In this context, it is remarkable to note that the closely related compound ixabepilone, which differs in only one atom by the exchange of oxygen against nitrogen within the ester bridge of the molecule, displayed no detectable effects on SCCOHT-1 cell growth and viability even at a 250-fold higher concentration as compared to epothilone B. These significantly different cellular effects of structurally very similar compounds are related to molecular differences in the interactions with tubulins and the associated stability of the microtubules. Whereas tubulinα and tubulinβ proteins associate to a heterodimer and form a taxane binding pocket at intradimer interfaces, epothilone B binding to this taxane site exhibits a tight interaction with the heterodimeric tubulin molecule and a rather static conformation. In contrast, ixabepilone retains a significant degree of flexibility within the atomic and molecular environment of this taxane binding pocket and therefore displays different effects on the interaction and stability with the tubulin heterodimeric molecule [29]. Such molecular interactions may also apply to the isotype form tubulinβ3 which is present predominantly in aggressive and drug-resistant tumors [30],[31]. Indeed, a markedly detectable expression of tubulinβ3 has been identified in SCCOHT-1 cells in contrast to the NIH:OVCAR-3 and SK-OV-3 ovarian cancer cells which substantiates the aggressiveness of SCCOHT.
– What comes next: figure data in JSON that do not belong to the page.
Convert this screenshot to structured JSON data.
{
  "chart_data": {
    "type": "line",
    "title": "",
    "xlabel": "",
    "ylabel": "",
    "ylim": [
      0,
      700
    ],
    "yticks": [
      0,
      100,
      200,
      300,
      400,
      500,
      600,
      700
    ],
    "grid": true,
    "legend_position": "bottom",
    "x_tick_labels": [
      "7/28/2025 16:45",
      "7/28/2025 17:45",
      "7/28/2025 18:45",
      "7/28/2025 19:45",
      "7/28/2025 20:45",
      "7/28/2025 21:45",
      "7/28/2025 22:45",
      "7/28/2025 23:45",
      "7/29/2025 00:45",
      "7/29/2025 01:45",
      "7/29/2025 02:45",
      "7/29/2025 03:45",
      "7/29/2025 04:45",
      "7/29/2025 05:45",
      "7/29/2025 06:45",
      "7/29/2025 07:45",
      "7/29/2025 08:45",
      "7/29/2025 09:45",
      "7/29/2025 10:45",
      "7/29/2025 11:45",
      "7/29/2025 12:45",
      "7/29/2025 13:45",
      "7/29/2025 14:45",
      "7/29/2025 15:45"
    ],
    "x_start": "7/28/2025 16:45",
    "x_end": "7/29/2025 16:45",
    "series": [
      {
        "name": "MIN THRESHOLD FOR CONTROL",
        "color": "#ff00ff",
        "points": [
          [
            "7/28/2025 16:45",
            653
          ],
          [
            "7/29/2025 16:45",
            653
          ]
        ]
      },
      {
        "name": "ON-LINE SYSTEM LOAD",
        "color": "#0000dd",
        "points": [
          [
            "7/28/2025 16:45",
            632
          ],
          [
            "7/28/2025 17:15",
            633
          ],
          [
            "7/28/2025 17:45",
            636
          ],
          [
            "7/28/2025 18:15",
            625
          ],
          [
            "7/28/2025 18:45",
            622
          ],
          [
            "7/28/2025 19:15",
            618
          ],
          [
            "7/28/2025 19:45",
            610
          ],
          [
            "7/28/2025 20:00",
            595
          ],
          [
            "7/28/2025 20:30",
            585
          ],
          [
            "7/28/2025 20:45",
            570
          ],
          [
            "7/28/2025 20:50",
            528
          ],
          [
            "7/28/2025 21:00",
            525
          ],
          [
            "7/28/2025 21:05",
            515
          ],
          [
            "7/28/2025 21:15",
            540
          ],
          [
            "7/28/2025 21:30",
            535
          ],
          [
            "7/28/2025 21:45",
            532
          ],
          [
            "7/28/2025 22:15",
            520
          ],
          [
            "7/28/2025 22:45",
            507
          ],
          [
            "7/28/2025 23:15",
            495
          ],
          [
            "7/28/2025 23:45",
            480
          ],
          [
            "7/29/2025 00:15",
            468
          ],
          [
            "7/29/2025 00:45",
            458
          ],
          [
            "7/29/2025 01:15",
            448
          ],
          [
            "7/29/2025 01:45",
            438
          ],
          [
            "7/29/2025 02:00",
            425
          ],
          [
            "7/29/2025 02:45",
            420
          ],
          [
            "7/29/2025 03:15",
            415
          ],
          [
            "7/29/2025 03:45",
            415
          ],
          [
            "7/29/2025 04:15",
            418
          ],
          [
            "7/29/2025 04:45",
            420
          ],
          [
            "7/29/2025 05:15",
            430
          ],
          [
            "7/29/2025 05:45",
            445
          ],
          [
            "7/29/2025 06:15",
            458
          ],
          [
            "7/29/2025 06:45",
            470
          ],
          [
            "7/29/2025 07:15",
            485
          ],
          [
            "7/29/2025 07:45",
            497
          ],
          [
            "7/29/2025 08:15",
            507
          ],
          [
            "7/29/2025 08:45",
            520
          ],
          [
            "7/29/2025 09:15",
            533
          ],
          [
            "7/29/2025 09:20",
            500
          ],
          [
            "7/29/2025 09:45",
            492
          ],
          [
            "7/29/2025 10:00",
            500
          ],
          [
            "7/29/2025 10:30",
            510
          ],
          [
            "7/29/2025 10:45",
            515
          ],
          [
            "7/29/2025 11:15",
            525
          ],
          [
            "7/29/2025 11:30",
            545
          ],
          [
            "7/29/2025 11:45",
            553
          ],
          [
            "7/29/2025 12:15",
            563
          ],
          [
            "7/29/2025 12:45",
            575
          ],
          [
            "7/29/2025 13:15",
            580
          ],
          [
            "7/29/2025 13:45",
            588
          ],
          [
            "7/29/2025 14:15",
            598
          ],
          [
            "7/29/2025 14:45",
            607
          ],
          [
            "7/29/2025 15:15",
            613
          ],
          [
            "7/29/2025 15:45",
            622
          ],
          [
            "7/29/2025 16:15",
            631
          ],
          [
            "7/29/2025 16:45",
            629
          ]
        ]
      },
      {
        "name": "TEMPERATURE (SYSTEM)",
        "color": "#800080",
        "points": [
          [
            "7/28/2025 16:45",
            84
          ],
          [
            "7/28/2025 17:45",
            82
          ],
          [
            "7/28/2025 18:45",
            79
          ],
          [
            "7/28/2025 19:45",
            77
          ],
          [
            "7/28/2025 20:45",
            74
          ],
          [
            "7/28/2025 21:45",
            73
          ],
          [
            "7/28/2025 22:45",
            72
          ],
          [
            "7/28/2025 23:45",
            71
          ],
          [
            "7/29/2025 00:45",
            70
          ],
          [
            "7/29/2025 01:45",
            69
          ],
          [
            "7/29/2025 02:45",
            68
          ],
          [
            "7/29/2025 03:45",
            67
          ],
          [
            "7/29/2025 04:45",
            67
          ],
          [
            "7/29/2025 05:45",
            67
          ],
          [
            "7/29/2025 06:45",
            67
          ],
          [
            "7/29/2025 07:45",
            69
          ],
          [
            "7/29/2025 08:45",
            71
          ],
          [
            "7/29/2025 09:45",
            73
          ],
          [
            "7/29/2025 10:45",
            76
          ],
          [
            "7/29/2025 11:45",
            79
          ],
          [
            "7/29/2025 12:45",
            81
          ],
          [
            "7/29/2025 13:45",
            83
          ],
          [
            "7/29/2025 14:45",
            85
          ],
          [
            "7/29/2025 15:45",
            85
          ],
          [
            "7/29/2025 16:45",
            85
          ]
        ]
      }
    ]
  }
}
The significant epothilone B-mediated growth reduction of SCCOHT-1 cells in vitro was maintained in re-cultured cells from induced mouse xenograft tumors and these findings could also be confirmed in vivo demonstrating a tumor reduction by epothilone B in SCCOHT-1-induced mouse xenografts. Moreover, the tumor-reducing effects of epothilone B could be synergistically enhanced by exogenous calcium in vitro and in vivo and resulted in an attenuated tumor growth. The concomitant reduction of the hypercalcemic serum levels back to normal calcium serum levels observed in calcium + epothilone B-treated mice in contrast to the sustained hypercalcemia in untreated and solely calcium-treated tumors appear somewhat paradoxical and suggests an important but so far unexplained physiological role of calcium in this tumor entity. Since increased calcium levels can exhibit cytotoxic effects in ovarian cancer cells in vitro[32], hypercalcemia may partially represent a defense mechanism of the organism to antagonize the rapid and aggressive tumor growth and exogenously added calcium may further raise these levels for a sufficient synergy with epothilone B. However, the underlying mechanisms of this synergism remain unanswered and require further investigation.

Conclusion

Whereas only little therapeutic strategies for unresponsive ovarian carcinoma are available, the present findings provide a more detailed understanding of potential compounds to target ovarian cancer cells exhibiting resistance to a variety of chemotherapeutics. Moreover, this work demonstrates a promising disease-focused approach including some molecular explanation for targeting the small cell carcinoma of the ovary hypercalcaemic type which may be embedded into a multi-modality therapeutic approach for a better targeted treatment of this rare cancerous disease.